A infraestrutura digital. O futuro controle de novas epidemias exigirá maior capacidade das cidades de identificar e atacar sua propagação. Nesse sentido, o georreferenciamento em tempo real de movimentação de pessoas, a dinâmica de emprego e diferentes atividades econômicas nas cidades, sua relação com os fluxos de transporte, entre outros tipos de informações, podem constituir insumos valiosos para gerenciar esses problemas. . Certamente, muitos investimentos nas cidades serão direcionados para garantir a disponibilidade da infraestrutura e da tecnologia necessárias para isso.

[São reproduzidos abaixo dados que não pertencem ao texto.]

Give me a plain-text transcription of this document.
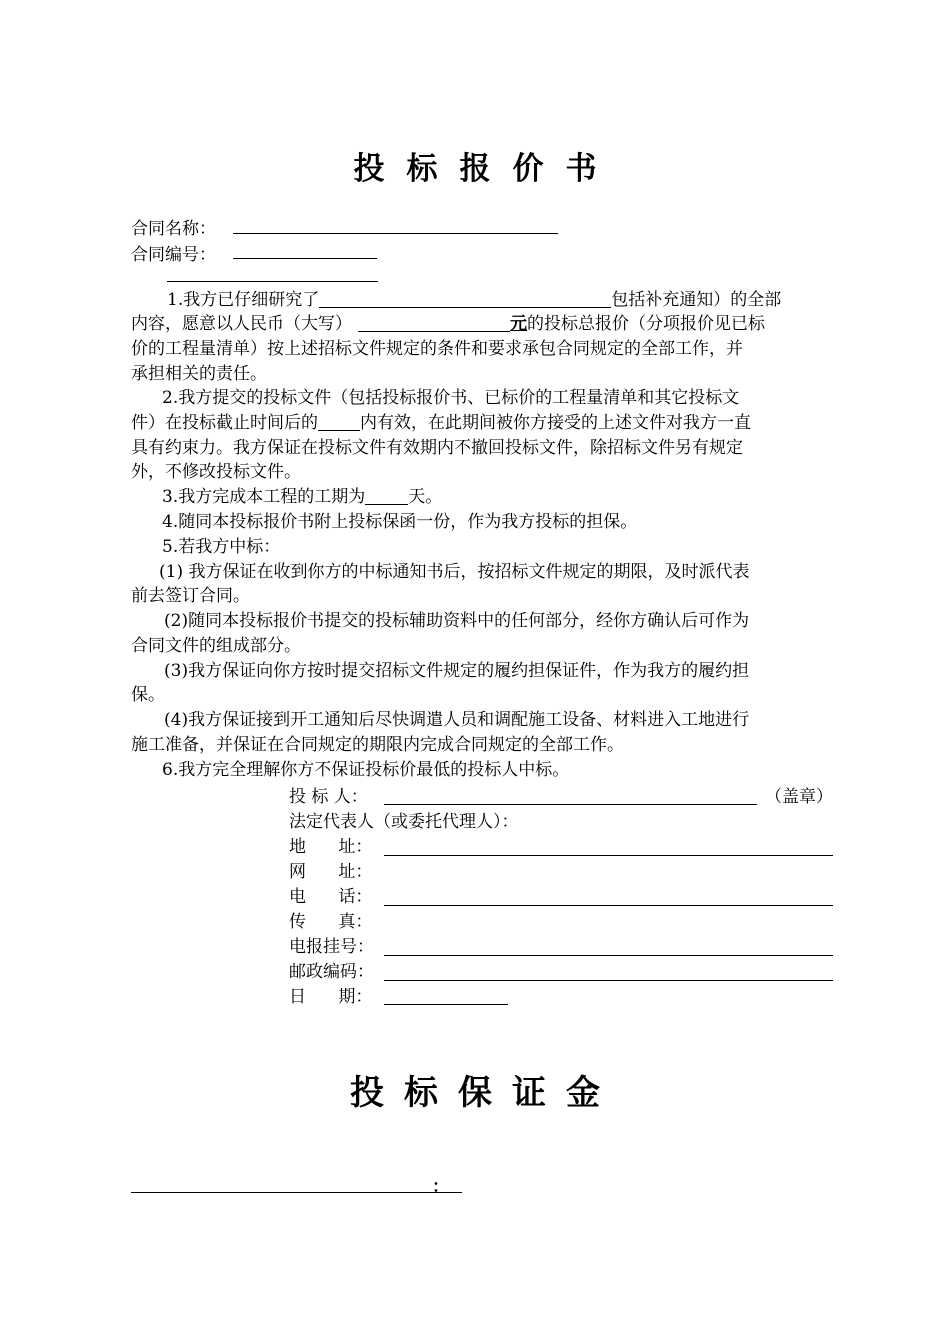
投 标 报 价 书
合同名称：
合同编号：
1.我方已仔细研究了	包括补充通知）的全部
内容，愿意以人民币（大写）	元的投标总报价（分项报价见已标
价的工程量清单）按上述招标文件规定的条件和要求承包合同规定的全部工作，并
承担相关的责任。
2.我方提交的投标文件（包括投标报价书、已标价的工程量清单和其它投标文
件）在投标截止时间后的 内有效，在此期间被你方接受的上述文件对我方一直
具有约束力。我方保证在投标文件有效期内不撤回投标文件，除招标文件另有规定
外，不修改投标文件。
3.我方完成本工程的工期为	天。
4.随同本投标报价书附上投标保函一份，作为我方投标的担保。
5.若我方中标：
(1) 我方保证在收到你方的中标通知书后，按招标文件规定的期限，及时派代表
前去签订合同。
(2)随同本投标报价书提交的投标辅助资料中的任何部分，经你方确认后可作为
合同文件的组成部分。
(3)我方保证向你方按时提交招标文件规定的履约担保证件，作为我方的履约担
保。
(4)我方保证接到开工通知后尽快调遣人员和调配施工设备、材料进入工地进行
施工准备，并保证在合同规定的期限内完成合同规定的全部工作。
6.我方完全理解你方不保证投标价最低的投标人中标。
投 标 人：	（盖章）
法定代表人（或委托代理人）：
地      址：
网      址：
电      话：
传      真：
电报挂号：
邮政编码：
日      期：
投 标 保 证 金
：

A ressignificação de crises preexistentes: a pobreza e as mudanças climáticas. A quarentena obrigatória em muitos países tornou possível medir e verificar os danos ao meio ambiente causados pela má administração da economia urbana. Nas quatro semanas anteriores a 1º de março, a emissão de dióxido de carbono nas cidades chinesas caiu 25%, de acordo com o Centro Nacional de Pesquisa em Energia e Materiais (CNPEM). Essa cifra equivale às emissões anuais da Argentina ou do Egito. Impactos como esse são replicados em todas as cidades do mundo, e constituem uma demonstração do efeito que uma melhor gestão dos recursos urbanos poderia gerar. A pandemia também mostrou que seus efeitos se diferenciam pela condição socioeconômica das pessoas e tornou ainda mais visível o sofrimento de milhões de pessoas pobres que vivem em assentamentos informais ou em condições precárias de trabalho, mas também a possibilidade de contorná-la com sucesso. Mas, fundamentalmente, mostra que a agenda de inclusão social não pode continuar sendo ignorada, não apenas por uma questão ética e moral, mas também por sua importância para o bem-estar de toda a sociedade.
Embora seja difícil fazer previsões precisas sobre as mudanças que essa pandemia provocará nas cidades, essa longa quarentena no mundo manteve as forças que dão vida às cidades, mas também as enormes necessidades e os desafios que ainda devem ser resolvidos.